The murder yesterday of five journalists in Annapolis, Maryland in the United States must be sobering for every practising –and not so active – journalist everywhere.
While the killings did not take place near us geographically – Annapolis is 3,320 kilometres from Barbados – and while we may not have known any of the victims, it still feels close to home.
Mass shootings in the United States have become so commonplace that many are beginning to become numb to them.
But with 38-year-old Jarrod Warren Ramos breaking into the Capital Gazette and killing editor and columnist Rob Hiaasen, 59; Wendi Winters, 65, a community correspondent who headed special publications; editorial page editor Gerald Fischman, 61; sports writer John McNamara, 56; and Rebecca Smith, 34, a sales assistant, and injuring two other staff members, Rachael Pacella and Janel Cooley, in what police called a targeted attack, it must send a shudder down the spine of everyone who values press freedom.
Up until yesterday, 29 journalists had been killed so far this year, according to the Committee to Protect Journalists, an American independent non-profit, non-governmental organization that promotes press freedom and defends the rights of journalists.
A few were killed while on dangerous missions, but the vast majority were murdered simply for doing their jobs – in Afghanistan, Brazil, Columbia, Mexico, Nicaragua, India, Israel and the occupied Palestinian territories, Syria and Yemen.
But in the United States?

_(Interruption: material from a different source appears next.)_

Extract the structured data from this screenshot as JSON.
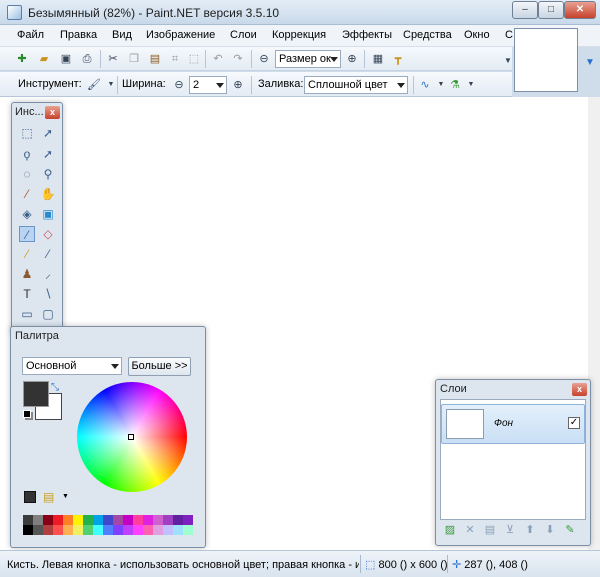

The bastion of press freedom?
Of course, we must make it clear that there were no political motives behind the Capital Gazette attack. According to court records, Mr Ramos had a long-standing grudge against the newspaper, which he unsuccessfully sued for defamation in 2012 for accurately reporting an earlier encounter with the law. His profile picture on social media was that of the journalists who wrote the story which he had complained about, even though that journalist no longer worked at the publication.
The authorities said he barricaded the exit doors before blasting through the front door of the newspaper offices and opening fire with a pump-action shotgun purchased legally.

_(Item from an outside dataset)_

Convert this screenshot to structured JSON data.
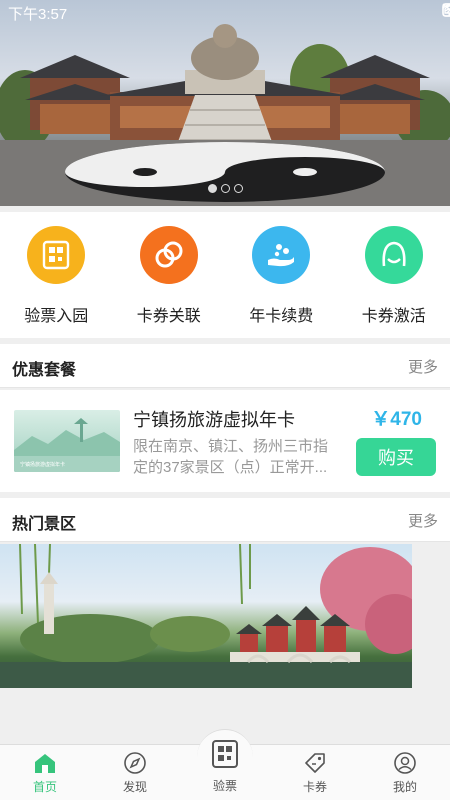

About an hour after the attack one of the reporters, Phil Davis, gave some insight into what happened through Twitter.
“Gunman shot through the glass door to the office and opened fire on multiple employees. Can’t say much more and don’t want to declare anyone dead, but it’s bad. There’s nothing more terrifying than hearing multiple people get shot while you’re under your desk and then hear the gunman reload,” he wrote.
The deadly attack again emphasized the ease with which virtually anyone with a grudge can purchase a gun in the United States and turn it on whomsoever is in the way. We have seen such attacks in schools, churches, cinemas, and at concerts.

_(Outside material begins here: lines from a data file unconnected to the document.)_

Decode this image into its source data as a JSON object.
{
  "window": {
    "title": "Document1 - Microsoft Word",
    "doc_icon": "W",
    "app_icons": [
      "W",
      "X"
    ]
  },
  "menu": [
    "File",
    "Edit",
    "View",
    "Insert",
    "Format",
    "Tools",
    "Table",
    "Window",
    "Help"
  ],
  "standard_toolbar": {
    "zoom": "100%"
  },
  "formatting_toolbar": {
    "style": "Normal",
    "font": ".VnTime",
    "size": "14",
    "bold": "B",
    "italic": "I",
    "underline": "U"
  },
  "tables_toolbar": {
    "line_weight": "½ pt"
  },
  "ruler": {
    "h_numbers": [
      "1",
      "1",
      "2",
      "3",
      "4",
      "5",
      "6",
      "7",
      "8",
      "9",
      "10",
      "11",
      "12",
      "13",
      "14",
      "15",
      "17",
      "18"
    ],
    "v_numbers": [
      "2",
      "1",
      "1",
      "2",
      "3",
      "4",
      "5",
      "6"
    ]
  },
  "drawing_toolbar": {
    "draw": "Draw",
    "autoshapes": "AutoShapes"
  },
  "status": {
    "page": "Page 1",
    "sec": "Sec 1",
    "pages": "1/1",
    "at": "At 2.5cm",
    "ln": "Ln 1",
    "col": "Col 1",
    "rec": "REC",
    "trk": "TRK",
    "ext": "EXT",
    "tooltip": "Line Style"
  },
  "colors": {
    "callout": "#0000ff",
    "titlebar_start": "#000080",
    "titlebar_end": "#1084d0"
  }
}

But it also shines light on the dangers we face as journalists, whose main interest is in getting to the truth, interpreting it and making it make sense to our readers, listeners and viewers.
While we may be flawed, the vast majority of us are honest, and we simply want to do our jobs fearlessly, without threat to life or limb. Or in the case of small countries like Barbados, without having to worry whether our jobs are safe.
An aggressive, fearless and honest press is critical in a free and democratic country, to hold the powerful to account and to provide a voice for the voiceless.
As Jimmy DeButts, an editor at the Capital, put it in the wake of the killing of his colleagues, “@capgaznews reporters & editors give all they have every day. There are no 40 hour weeks, no big paydays — just a passion for telling stories from our community”.
The situation is similar here where, to quote DeButts again, “we keep doing more with less. We find ways to cover high school sports, breaking news, tax hikes . . . local entertainment . . . . We try to expose corruption”.
We also struggle to access information from those in authority in our efforts to get to the truth, a situation made more difficult by the absence of Freedom Of Information legislation. But we keep pushing nonetheless, in the pursuit of truth.
We are thankful that in Barbados there have been no violent attacks on any of us in retaliation for doing our jobs. But the personal attacks are many, and in the current political climate, relentless.
For asking simple questions, for demanding answers from our ministers, we are vilified, sometime viciously so, by disciples of the political class, while others cheer with the relish of the tricoteuse.
We boast of freedom, openness and transparency here, and for this we are thankful. But we must guard against the urge to silence the press through means other than physical violence. For it is through openness that our democracy will continue to thrive, and it is the press, by speaking truth to power, that ensures that those in whom we place our trust do not use power to impose their own sordid version of truth.